Our Focus: How do kinesin motors know what cargo to pick up and where to go?

A single type of kinesin motor performs many different jobs that involve transporting distinct cargoes to specific locations, and kinesins often cooperate with other motors in cargo transport. Our research seeks to determine how different regulators can initiate or stop kinesin-driven movement of specific cargoes in response to particular cellular cues. We aim to understand and to be able to manipulate kinesin-driven cargo movement at the molecular level.

See a video of a kinesin motor moving a cargo along a microtubule in the video here: | Video   This video is called "The Inner Life of the Cell", made by Harvard University and XVIVO Animation. It features kinesin from 1:15-1:25. Note that the level of detail is much higher for the “walking” part than for the “cargo-binding” part!
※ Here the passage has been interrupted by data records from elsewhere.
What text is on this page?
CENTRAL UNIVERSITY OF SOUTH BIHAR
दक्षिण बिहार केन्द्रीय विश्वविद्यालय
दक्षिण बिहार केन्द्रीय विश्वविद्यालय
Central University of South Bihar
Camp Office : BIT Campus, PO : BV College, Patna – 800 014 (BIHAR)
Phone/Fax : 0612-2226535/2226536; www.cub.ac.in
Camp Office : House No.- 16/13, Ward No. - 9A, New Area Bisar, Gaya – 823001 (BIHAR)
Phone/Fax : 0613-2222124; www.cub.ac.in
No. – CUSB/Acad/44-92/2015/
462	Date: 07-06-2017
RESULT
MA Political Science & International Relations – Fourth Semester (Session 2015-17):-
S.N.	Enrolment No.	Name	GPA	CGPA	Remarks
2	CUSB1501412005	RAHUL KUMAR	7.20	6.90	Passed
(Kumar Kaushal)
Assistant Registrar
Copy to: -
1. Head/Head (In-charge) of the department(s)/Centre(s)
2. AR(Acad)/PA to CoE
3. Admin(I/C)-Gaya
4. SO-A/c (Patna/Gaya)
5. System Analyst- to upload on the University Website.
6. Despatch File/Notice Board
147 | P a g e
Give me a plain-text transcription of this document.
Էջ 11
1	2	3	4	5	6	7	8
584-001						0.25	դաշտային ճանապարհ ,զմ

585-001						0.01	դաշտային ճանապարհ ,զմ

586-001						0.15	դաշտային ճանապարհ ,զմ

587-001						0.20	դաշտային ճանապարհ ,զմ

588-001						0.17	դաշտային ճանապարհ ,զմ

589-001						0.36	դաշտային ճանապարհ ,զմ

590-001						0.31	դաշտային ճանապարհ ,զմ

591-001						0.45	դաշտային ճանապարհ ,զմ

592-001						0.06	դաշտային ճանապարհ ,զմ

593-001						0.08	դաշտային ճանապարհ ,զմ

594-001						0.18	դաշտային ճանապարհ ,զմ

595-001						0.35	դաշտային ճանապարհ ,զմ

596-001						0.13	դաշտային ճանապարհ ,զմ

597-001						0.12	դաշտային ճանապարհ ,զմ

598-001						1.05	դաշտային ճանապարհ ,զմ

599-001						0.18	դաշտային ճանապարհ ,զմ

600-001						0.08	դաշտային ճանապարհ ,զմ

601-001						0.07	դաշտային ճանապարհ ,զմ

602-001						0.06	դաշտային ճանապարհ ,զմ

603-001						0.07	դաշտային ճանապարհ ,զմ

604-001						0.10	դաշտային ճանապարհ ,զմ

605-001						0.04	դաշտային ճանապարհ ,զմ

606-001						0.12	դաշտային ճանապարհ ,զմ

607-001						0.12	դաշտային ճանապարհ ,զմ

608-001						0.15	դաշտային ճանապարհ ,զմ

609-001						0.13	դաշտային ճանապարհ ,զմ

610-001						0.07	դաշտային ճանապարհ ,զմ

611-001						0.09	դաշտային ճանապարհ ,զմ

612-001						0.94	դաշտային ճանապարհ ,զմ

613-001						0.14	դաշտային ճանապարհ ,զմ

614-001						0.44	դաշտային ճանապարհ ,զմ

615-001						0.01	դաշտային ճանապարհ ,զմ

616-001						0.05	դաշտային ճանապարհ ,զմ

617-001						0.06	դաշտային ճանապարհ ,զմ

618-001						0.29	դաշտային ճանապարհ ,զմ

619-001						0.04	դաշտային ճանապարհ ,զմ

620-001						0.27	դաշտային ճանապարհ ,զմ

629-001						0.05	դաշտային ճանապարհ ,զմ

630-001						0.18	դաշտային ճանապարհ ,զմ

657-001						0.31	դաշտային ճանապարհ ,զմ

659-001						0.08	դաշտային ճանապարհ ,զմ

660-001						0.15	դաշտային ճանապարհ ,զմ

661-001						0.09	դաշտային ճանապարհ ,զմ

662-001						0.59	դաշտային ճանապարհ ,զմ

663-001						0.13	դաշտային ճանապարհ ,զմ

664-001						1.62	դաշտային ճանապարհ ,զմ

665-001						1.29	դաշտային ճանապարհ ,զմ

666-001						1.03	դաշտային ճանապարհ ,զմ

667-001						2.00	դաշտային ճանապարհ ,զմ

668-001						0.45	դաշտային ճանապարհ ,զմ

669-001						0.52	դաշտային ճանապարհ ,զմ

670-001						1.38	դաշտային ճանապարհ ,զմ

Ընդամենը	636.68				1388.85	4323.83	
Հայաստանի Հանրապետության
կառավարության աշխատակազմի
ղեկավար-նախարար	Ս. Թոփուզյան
That is why we are focusing our attention there.



While the detailed stepping mechanisms of several molecular motors are well known, the mechanisms by which they perform their duties in the cell are more complex and much less well-characterized. The reason for this is that the tail domains of motors, which have functions such as assembly of motors into larger structures, cargo binding, and regulation, are poorly understood. My laboratory’s research seeks to begin elucidating the function of molecular motor tail domains.

Conventional kinesin is a molecular motor that translates the energy of ATP hydrolysis into unidirectional transport of its cargo. The tail and light chain domains of conventional kinesin regulate its activity when the motor is not cargo-bound in the cell, but the mechanism by which they perform this regulation is not completely understood. Mutations in kinesin and proteins that interact with it have been implicated in several diseases, including colon cancer, Alzheimer’s disease, and neurofibromatosis. Understanding how kinesins are regulated in the cell may lead to new therapeutics for these diseases. Our long-term goal is to have a detailed structural understanding of how the kinesin tail and light chain domains regulate the motor’s activity.

The current research in my laboratory focuses on the idea that a direct interaction of the kinesin tail with the head is likely to be the cause of the drastic effects on kinesin’s ATPase and microtubule-binding activity that occur when the motor is regulated. We will use mutagenesis and chemical crosslinking to determine exactly which amino acids of the tail and/or light chains interact with the head, and we will perform EPR (electron paramagnetic resonance) and FRET (fluorescence resonance energy transfer) spectroscopy to detect conformational changes that take place upon regulation.